Rum Bum and Baccy
Raamatust
From being chased along a beach by a pack of wolves in Mombasa to being told to get lost by film star Jack Palance, Bernie Howard's mates loved hearing his stories about his time in the Navy so much that he decided to put them all in a book.
Rum, Bum and Baccy is a collection of short stories about Bernie's life as a sailor in the Royal and Merchant navies in the 1960s and 1970s, beginning with his training at HMS Ganges in Ipswich as a 15-year-old in 1962.
"Nobody in my family or anyone I knew had been in the Navy, but for some reason I just always wanted to go to sea," says Bernie, who ran the Cavendish Stores on Cavendish Road in Highams Park after he left the navy, from 1977 to 1983. «I wanted to travel, to see different parts of the world. It was the adventure of it, I suppose.»
As a schoolboy in Swaffham in Norfolk, Bernie and his classmates would be visited by prospective employers from the likes of the fishing fleet and the Merchant Navy, but when someone from the Royal Navy came, he was sold. Bernie stayed in the Royal Navy until 1971, when he joined the Merchant Navy, working for Shell, and sailing on some of the biggest super tankers in the world.

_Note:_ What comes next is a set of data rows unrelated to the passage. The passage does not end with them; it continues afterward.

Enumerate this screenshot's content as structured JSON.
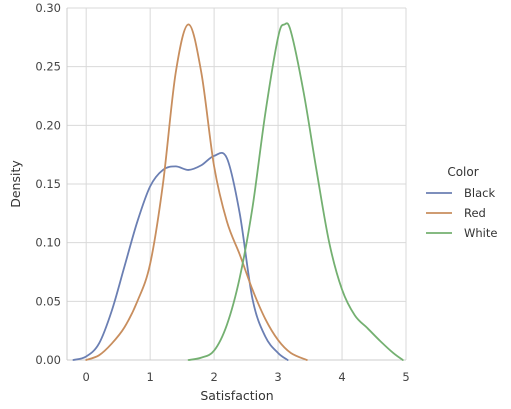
{
  "chart_data": {
    "type": "line",
    "title": "",
    "xlabel": "Satisfaction",
    "ylabel": "Density",
    "xlim": [
      -0.3,
      5.0
    ],
    "ylim": [
      0,
      0.3
    ],
    "xticks": [
      0,
      1,
      2,
      3,
      4,
      5
    ],
    "yticks": [
      0.0,
      0.05,
      0.1,
      0.15,
      0.2,
      0.25,
      0.3
    ],
    "ytick_labels": [
      "0.00",
      "0.05",
      "0.10",
      "0.15",
      "0.20",
      "0.25",
      "0.30"
    ],
    "grid": true,
    "legend": {
      "title": "Color",
      "placement": "right"
    },
    "series": [
      {
        "name": "Black",
        "color": "#6b7fb3",
        "x": [
          -0.2,
          0.0,
          0.2,
          0.4,
          0.6,
          0.8,
          1.0,
          1.2,
          1.4,
          1.6,
          1.8,
          2.0,
          2.2,
          2.4,
          2.6,
          2.8,
          3.0,
          3.15
        ],
        "y": [
          0.0,
          0.003,
          0.014,
          0.042,
          0.08,
          0.118,
          0.148,
          0.162,
          0.165,
          0.162,
          0.166,
          0.174,
          0.172,
          0.125,
          0.052,
          0.02,
          0.006,
          0.0
        ]
      },
      {
        "name": "Red",
        "color": "#c88e5e",
        "x": [
          0.0,
          0.2,
          0.4,
          0.6,
          0.8,
          1.0,
          1.2,
          1.4,
          1.6,
          1.8,
          2.0,
          2.2,
          2.4,
          2.6,
          2.8,
          3.0,
          3.2,
          3.45
        ],
        "y": [
          0.0,
          0.004,
          0.014,
          0.028,
          0.05,
          0.082,
          0.15,
          0.245,
          0.286,
          0.245,
          0.165,
          0.118,
          0.09,
          0.06,
          0.035,
          0.017,
          0.006,
          0.0
        ]
      },
      {
        "name": "White",
        "color": "#74b071",
        "x": [
          1.6,
          1.8,
          2.0,
          2.2,
          2.4,
          2.6,
          2.8,
          3.0,
          3.1,
          3.2,
          3.4,
          3.6,
          3.8,
          4.0,
          4.2,
          4.4,
          4.6,
          4.8,
          4.95
        ],
        "y": [
          0.0,
          0.002,
          0.008,
          0.03,
          0.07,
          0.13,
          0.21,
          0.275,
          0.286,
          0.28,
          0.228,
          0.162,
          0.1,
          0.06,
          0.038,
          0.027,
          0.016,
          0.006,
          0.0
        ]
      }
    ]
  }
}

"The comradeship was great in the Royal Navy," remembers Bernie, 67, who now lives in Peterborough, "but you lived in such tight conditions, there'd be 36 of us living in a very small room. In the Merchant Navy, you got your own cabin, you had your own toilet and shower, there were gymnasiums and television rooms on the ship – luxury compared to the Royal Navy! And the food was fantastic as well, some of the best food I've ever had.